Christian Voller, born 1980 in Kronberg im Taunus, is an assistant professor at Leuphana University, Lüneburg. He has published numerous articles on 20th-century philosophy of technology and the history of historical materialism.


1 Baldwin, James, “Negroes Are Anti-Semitic Because They‘re Anti-White” (Orig.: New York Times Magazine, 9. April 1967), in: Idem., Collected Essays, published by Toni Morrison, New York, Literary Classics of the United States, 1998, pp. 739-748, here p. 744.
2 Ibid., 745
3 Cruse, Harold, The Crisis of the Negro Intellectual (1967), The New York Review of Books, New York 2005, p. 498.
4 Ibid., S. 482
5 As was remarked sarcastically by Robert Chrisman: „A communist, Jewish, Zionist liberal, integrationist conspiracy has smothered black culture for sixty years, says Cruse.“ Chrisman, Robert, The Crisis of Harold Cruse, in: The Black Scholar, November 1969, Vol. 1, No. 1, The Culture of Revolution, pp. 77-84, here p. 79.
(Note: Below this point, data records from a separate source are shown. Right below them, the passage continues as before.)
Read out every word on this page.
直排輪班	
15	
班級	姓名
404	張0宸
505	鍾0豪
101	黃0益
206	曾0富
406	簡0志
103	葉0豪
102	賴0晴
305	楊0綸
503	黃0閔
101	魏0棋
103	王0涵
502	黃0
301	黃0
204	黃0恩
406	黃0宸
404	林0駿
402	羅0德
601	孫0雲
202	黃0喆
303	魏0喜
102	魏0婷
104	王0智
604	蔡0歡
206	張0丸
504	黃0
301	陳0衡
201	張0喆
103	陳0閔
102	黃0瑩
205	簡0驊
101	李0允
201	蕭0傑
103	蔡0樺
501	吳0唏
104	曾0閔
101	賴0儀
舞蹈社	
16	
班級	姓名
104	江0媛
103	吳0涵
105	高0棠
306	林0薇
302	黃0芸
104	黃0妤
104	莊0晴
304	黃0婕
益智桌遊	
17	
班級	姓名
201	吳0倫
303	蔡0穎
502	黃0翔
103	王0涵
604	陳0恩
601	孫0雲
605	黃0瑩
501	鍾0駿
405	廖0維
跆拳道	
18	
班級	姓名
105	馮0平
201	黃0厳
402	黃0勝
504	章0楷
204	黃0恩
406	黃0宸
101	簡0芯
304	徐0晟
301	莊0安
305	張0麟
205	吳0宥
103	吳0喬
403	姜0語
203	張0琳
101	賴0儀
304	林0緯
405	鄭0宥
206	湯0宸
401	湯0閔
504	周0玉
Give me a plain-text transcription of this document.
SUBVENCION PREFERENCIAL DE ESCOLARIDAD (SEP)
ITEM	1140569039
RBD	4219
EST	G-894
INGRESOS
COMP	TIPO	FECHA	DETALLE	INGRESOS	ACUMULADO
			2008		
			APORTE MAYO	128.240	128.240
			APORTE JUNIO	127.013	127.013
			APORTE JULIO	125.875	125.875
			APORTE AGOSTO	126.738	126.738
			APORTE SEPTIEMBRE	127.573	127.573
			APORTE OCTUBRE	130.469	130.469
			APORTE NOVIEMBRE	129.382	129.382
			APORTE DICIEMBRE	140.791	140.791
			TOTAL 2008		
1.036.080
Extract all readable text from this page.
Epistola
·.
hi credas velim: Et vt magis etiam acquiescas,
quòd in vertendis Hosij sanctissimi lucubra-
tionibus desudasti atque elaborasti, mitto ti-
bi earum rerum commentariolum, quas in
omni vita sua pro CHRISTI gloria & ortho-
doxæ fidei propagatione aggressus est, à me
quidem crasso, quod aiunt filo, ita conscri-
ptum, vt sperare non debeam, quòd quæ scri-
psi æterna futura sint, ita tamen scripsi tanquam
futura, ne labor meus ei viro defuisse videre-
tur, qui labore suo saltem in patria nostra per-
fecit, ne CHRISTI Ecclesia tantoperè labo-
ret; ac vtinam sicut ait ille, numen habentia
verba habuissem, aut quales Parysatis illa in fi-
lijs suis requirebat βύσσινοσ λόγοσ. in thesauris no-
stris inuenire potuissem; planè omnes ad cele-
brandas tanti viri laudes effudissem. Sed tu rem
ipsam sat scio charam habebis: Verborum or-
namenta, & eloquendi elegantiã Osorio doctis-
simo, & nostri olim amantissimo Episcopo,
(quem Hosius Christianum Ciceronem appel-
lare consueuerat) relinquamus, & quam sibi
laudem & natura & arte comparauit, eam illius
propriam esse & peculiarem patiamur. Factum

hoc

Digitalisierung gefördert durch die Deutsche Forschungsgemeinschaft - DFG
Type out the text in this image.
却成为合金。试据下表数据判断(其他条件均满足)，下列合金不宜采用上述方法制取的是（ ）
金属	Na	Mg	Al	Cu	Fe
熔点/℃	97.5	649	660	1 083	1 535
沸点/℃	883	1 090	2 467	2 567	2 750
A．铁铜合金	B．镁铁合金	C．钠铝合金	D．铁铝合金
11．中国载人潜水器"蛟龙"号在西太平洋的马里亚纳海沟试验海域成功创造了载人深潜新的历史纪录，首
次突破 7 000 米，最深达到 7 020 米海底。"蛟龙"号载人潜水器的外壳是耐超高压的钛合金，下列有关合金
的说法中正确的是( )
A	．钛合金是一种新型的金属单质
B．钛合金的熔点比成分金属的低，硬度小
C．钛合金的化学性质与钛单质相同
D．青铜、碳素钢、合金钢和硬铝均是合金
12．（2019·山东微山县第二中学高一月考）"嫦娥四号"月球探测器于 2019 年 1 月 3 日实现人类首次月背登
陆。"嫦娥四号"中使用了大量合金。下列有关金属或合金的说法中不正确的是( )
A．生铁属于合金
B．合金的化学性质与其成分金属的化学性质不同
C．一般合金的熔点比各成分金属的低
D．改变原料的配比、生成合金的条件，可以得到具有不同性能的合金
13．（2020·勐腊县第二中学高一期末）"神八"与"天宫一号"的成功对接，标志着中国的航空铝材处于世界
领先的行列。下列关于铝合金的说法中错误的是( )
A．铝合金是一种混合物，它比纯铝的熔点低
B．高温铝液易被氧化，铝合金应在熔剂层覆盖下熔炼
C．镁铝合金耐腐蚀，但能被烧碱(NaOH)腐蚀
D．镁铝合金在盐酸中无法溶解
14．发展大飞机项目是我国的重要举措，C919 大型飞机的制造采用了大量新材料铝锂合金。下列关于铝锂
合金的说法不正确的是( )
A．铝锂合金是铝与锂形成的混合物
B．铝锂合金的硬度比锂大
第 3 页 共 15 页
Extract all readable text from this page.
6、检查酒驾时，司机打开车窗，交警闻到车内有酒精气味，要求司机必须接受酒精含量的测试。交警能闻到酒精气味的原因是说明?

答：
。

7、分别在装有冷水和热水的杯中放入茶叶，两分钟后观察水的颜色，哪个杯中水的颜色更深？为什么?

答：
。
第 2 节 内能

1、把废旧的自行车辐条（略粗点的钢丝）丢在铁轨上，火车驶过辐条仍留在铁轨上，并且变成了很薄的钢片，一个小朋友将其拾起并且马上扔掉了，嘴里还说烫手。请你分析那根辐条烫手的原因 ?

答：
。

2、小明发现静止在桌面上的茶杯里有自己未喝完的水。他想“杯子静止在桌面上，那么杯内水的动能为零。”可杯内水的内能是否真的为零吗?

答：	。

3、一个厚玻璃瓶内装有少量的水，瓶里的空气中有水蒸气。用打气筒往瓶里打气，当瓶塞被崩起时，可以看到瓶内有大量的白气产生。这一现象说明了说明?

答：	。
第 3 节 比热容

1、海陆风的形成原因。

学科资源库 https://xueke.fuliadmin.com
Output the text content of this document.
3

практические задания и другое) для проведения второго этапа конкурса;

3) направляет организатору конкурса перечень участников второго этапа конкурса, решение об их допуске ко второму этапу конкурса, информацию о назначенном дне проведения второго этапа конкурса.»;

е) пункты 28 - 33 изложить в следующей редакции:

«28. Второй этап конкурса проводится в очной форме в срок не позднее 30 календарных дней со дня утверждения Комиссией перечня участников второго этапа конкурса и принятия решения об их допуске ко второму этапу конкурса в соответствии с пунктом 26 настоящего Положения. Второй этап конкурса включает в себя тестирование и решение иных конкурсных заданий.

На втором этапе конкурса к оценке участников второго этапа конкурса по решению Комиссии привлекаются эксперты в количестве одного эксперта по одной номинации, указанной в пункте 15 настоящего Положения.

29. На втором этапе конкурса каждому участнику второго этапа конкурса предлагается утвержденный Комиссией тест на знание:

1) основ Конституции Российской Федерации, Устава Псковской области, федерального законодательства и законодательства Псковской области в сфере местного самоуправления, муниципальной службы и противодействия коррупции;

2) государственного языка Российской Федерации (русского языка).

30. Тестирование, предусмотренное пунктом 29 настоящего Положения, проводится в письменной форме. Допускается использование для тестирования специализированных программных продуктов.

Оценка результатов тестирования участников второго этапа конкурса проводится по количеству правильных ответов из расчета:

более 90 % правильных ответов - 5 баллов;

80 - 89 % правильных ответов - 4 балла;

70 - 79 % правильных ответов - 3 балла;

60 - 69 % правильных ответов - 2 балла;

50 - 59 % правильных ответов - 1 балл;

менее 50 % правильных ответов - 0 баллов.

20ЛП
6 The slogan “Free Gaza from German Guilt” first came to wider attention in the context of the early-criticized documenta 15 and has since become an integral part of pro-Palestinian protest culture in Germany and beyond. It claims that a specifically German sense of guilt over the Shoah led the Federal Republic to enter into an unbreakable alliance with Israel, as a result of which the Palestinians, as the “victims of the victims,” became the object of an oppression in which German guilt was perpetuated. The slogan has been sharply criticized in Germany, including and especially by the left, because it takes up and varies a topos that has occupied a central place in the rhetorical repertoire of the extreme right since the 1950s, namely the demand for an end to the so-called “cult of guilt”. This demand has recently been vehemently reasserted by the “völkisch” (nationalist-racist) wing of the Alternative for Germany (AFD), but it dates back to the founding of the New Right in the 1950s. But the talk of German Guilt is also wrong, because it addresses a diffuse, subjective feeling of guilt and thus levels the objective experience of the Shoah, including the responsibility that results from it – by no means only for the Federal Republic of Germany.